Para perempuan Iran pun turun ke jalanan untuk melakukan aksi protes. Sungguh sangat mengesalkan ketika perempuan selalu didikte untuk berpakaian dan bersikap hingga ego mengalahkan kemanusiaan. “Bahkan, pemerintah menggunakan kekuasaannya untuk menekan perempuan. Mereka yang protes pun ditandai, dicelakai, ditangkap, dan sebagainya”, jelas Simin. Kapan perempuan bisa menikmati hidup dan mendapatkan kebebasan?

Sudah jatuh, tertimpa jagad raya. Para perempuan di daerah konflik semakin rentan karena ketidakstabilan dan berbagai diskriminasi yang didapatkan. Dalam hal ini, perlu pendekatan keagamaan, sosial, budaya yang menghormati keberagaman yang disampaikan oleh ulama, pemerintah, tokoh masyarakat, tokoh agama, keluarga, teman, dan lingkungan sekitar. Selain itu, diskusi lintas agama, kepercayaan, dan komunitas harus dilakukan.

Meski terjadi sekejap, konflik dan kekerasan meninggalkan bekas, beban, dan luka yang harus dipulihkan. Para aktivis perempuan di berbagai negara yang terjadi konflik yaitu memberikan aman, percaya, kasih sayang, dan memberikan pendidikan agar orang lain bisa berdaya bagi dirinya sendiri dan orang lain serta bisa kelanjutkan kehidupan.
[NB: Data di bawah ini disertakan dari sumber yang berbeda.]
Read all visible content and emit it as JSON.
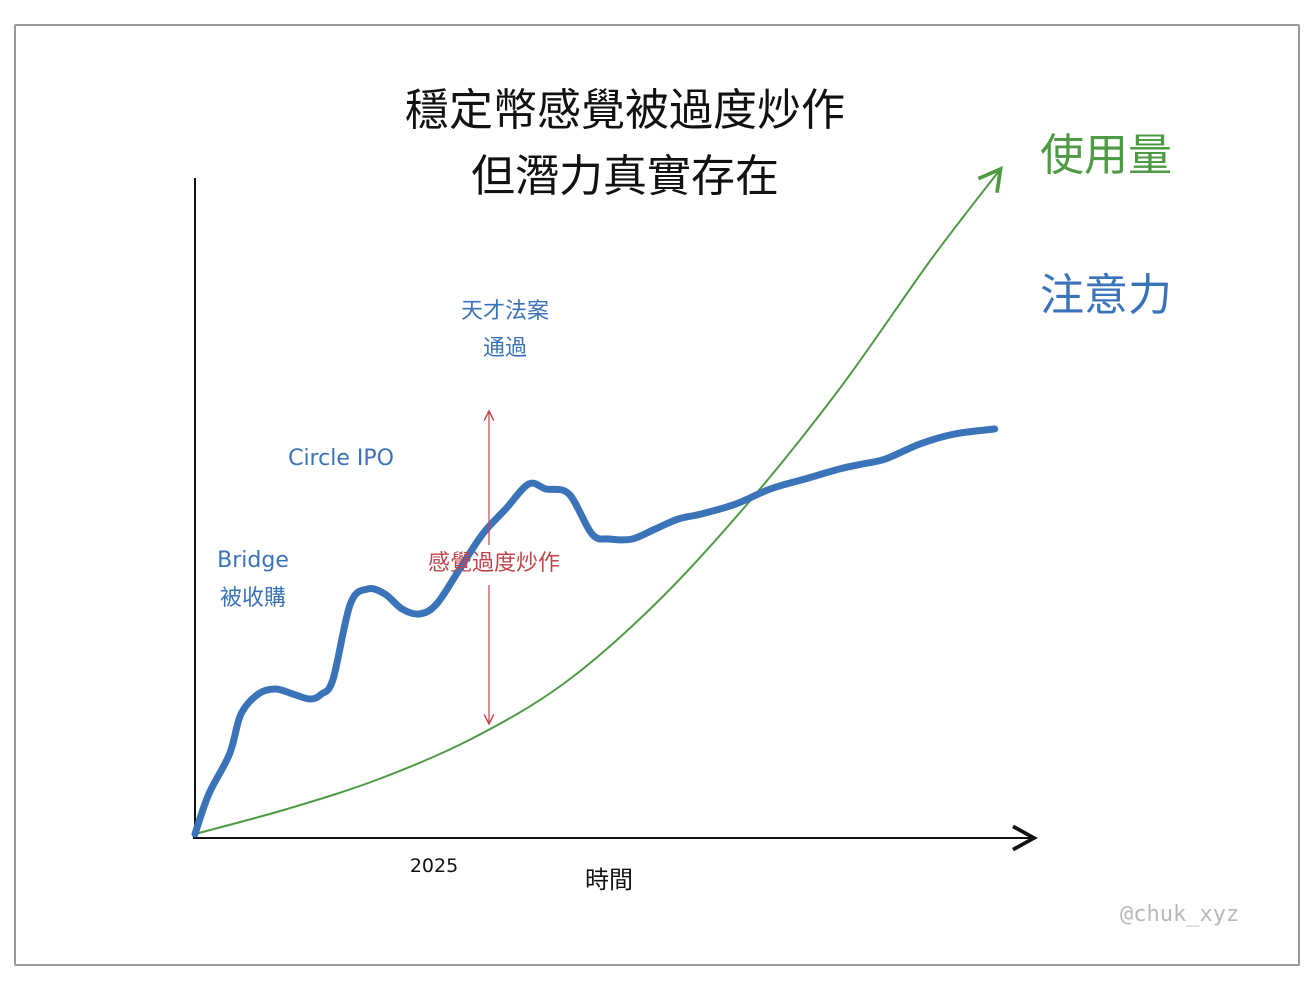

Para perempuan Suriah, Afghanistan, Iran, negara lain berjuang untuk mengadvokasi korban dengan membuat film, mengadakan diskusi, melakukan pemberdayaan ekonomi, bekerja di media, membuat karya yang adil gender, dan sebagainya. Aksi-aksi itu sangat penting untuk dilakukan agar konflik tidak berujung kepada kekerasan sehingga mengganggu keseharian.